SCOTLAND’S newspapers should be policed by a new regulator set up by law, according to recommendations by the expert group appointed by First Minister Alex Salmond to look at press standards.
The findings of the group that looked at how the Leveson Report should be implemented in Scotland are due to be published today.
It follows the decision yesterday by Prime Minister David Cameron to walk away from cross-party talks in London on the implementation of Leveson, who called for an independent regulator underpinned by legislation.
Mr Cameron has opposed new legislation on the grounds such state intervention would pose a threat to press freedom, a view shared by the newspaper industry.
In a surprise move, he announced he would publish a Royal Charter dealing with a self-regulatory system that is to be voted on in the Commons on Monday.
The developments at Westminster were accompanied by activity at Holyrood, with Mr Salmond chairing a meeting with representatives of the press and opposition leaders to discuss a Scottish approach to Leveson.
Last night, the Scottish Government announced that the group, chaired by Lord McCluskey, would report its findings today.
The Scotsman understands it will recommend a new law that would set up a Scottish Government press regulator.
The panel, which has been examining the issue since December, believes a Leveson-style approach is key to controlling the press in Scotland.
In common with the Irish Press Ombudsman model, the legislation would be confined to setting up a new body, which would scrutinise the behaviour of the press and ensure it was in line with Leveson.
It is envisaged media groups could club together to set up their own collective organisation, which would be overseen by the regulatory body. But ultimately the new body would have the power to scrutinise all media outlets, regardless of whether or not they were members of any organisation.
Questions are likely to be asked about the cost of setting up such a body.
A Scottish Government spokesman said: “The First Minister joined other party leaders at a meeting with representatives of the Scottish Newspaper Society this afternoon. This meeting formed part of the planned series of engagements with various stakeholders that the all-party group committed to in the wake of the publication of Lord Justice Leveson’s report.
“The meeting gave all of the main party leaders in Scotland the opportunity to listen to the views of the press in Scotland as the Scottish Parliament prepares to respond to the recommendations made by Leveson.”
The McCluskey report could result in Scotland having a different system of press regulation to the rest of the UK.
At Westminster, however, it is still unclear whether Mr Cameron will manage to get his plans for a Royal Charter through par-liament, and SNP MPs could hold the key when it comes to the vote on Monday.
After speculation that a deal was about to be agreed, Mr Cameron walked out of talks with Labour’s Ed Miliband because the two had differences that he said would be impossible to resolve.

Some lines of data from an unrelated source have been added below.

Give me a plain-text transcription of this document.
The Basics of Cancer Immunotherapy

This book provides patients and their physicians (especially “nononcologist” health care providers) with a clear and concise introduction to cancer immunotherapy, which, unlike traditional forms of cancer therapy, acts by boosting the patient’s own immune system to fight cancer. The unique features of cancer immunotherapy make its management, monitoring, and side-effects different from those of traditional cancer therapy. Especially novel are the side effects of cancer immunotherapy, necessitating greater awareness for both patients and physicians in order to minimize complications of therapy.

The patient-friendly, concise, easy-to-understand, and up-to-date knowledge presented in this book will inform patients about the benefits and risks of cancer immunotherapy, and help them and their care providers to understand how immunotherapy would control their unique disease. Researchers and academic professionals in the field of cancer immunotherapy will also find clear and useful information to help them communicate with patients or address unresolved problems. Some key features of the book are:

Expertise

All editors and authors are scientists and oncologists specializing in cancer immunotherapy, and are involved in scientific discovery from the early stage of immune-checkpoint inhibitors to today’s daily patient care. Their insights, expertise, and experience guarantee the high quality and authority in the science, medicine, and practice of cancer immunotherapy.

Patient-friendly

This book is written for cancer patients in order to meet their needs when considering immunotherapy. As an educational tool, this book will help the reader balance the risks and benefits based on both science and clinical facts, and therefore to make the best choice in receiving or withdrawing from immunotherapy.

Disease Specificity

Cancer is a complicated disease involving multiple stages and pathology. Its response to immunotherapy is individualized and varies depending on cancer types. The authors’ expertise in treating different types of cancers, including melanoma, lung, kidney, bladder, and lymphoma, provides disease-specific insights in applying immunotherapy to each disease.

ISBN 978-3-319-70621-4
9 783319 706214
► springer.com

Mr Miliband wants a new law to underpin media regulation but Mr Cameron insists this would undermine the freedom of the press.
It is unclear whether Deputy Prime Minister Nick Clegg will tell his MPs to vote with Labour to defeat the Tory proposals. Sources suggested they would.
Asked how the Lib Dems would vote, Mr Clegg said: “There are several days to go before votes are held and in those days I will be working flat out speaking to other politicians from other parties to make sure that, whatever David Cameron has decided, that we nonetheless work together to get a proper solution to this difficult problem.”
The SNP has refused to say how its MPs intend to vote or whether they will abstain due to plans for a separate Scottish regulatory body.
Tory MP John Whittingdale, chairman of the Commons culture, media and sport committee, said Mr Cameron appeared to be on course to lose the vote.
Earlier, in a hastily arranged press conference in No 10, the Prime Minister announced the cross-party talks had “concluded without agreement” after a conference call between himself, Mr Clegg and Mr Miliband.
Mr Miliband said Mr Cameron had made a “historic mistake” that did not serve the victims of phone-hacking or the interests of the country.
In a joint statement, executives of major newspaper groups and press bodies said they shared the PM’s frustration at the “hijacking” of talks by those demanding legislation.
But campaigners for press reform were furious. Hacked Off executive director Brian Cathcart said Mr Cameron’s proposal “raises two fingers” to those who had demanded reform in the wake of the phone-hacking.